With sexual intimacy, it is possible to be cold or distant. Animalistic tendencies can push to the fore. Emotional responses, though real, are potentially fleeting or visceral and they can be false. A result of biological responses. Hormones, pheromones, adrenaline. This is not the case in a deep, established relationship, But it can be; true in new, fresh and exciting relationships and is usually true in relationships based primarily on sex.
By comparison, sensual intimacy can not be cold or distant or false. Because it requires a level of comfort and vulnerableness be intentionally sought out. It involves both honest communication (or at least it does for me and my honey at this place we have found ourselves) and a significant lack of self consciousness with another person.
I realized that this was a trigger in me precisely because Eddie and I never achieved that sensual intimacy when we were kids. Partly because we were kids, and partly because we recognized a boundary between our friendship and our sexual relationship, so the two pieces never co-existed – or at very least rarely coexisted.(there are a couple of moments I can think of where this boundary may have dissipated, and those are precisely the moments from our life that I remember most vividly.) So this is something new we will need to explore between us. And it is one of things that I am most anxious for – to be able to be with him and spend the time to get to know the person he has become – and allow him to do the same of me. To find that comfortable place between us and just be.

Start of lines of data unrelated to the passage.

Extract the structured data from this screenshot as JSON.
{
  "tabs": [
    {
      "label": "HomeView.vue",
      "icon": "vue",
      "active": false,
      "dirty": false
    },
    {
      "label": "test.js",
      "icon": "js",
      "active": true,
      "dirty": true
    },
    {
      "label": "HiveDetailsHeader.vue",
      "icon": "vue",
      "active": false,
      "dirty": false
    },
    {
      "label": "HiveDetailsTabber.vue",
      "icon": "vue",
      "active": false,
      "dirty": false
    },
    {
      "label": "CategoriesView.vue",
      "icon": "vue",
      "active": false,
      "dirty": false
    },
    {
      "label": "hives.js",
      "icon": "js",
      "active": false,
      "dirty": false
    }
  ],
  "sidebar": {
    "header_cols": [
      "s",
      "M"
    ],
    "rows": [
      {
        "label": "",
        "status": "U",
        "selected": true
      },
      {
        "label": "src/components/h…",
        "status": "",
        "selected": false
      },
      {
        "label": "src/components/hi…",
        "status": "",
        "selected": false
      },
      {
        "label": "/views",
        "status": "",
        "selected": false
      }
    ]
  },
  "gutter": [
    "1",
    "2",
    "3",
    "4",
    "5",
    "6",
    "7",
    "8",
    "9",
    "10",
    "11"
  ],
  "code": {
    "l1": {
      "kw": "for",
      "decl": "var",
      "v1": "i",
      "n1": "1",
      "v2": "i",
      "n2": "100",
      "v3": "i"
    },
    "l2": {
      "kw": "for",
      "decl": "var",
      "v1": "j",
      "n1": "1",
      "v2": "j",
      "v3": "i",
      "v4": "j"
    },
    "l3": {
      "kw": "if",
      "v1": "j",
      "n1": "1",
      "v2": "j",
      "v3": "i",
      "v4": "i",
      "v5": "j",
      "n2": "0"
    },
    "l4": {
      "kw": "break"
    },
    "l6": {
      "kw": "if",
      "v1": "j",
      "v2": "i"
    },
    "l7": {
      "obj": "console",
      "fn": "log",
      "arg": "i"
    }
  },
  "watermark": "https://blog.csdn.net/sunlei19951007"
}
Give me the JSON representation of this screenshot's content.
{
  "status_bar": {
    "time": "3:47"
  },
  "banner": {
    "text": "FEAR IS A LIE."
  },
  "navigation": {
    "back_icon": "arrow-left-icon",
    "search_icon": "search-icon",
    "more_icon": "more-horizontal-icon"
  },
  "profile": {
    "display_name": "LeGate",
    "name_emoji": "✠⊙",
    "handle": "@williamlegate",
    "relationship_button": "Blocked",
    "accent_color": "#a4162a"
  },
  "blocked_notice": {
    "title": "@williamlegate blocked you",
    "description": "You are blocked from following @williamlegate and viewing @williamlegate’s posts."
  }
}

At the same time, this creates a difficulty for my honey. Because he and Laura found this place so easily and he does not see it is more significant than sexuality, he came to realize that in my mind (regardless of my conscious intent), he has already crossed a boundary that will leave me with some bitterness if we cannot find a way to make this all work. He has intentionally moved slowly with Laura so that we may gage our ability to embrace this lifestyle. But because we look at it differently, he has already ‘gone all the way’ in my mind, and I will want to do the same.
So of course we continue to talk about it and I am working very hard at trying to see his perspective on this, just as he is doing with me. Regardless of where we go or the path we take, I have no desire to paint him into a corner simply because we have different views of intimacy. At the same time, we both recognize that the thought is already there for both of us, and now we need to address that together.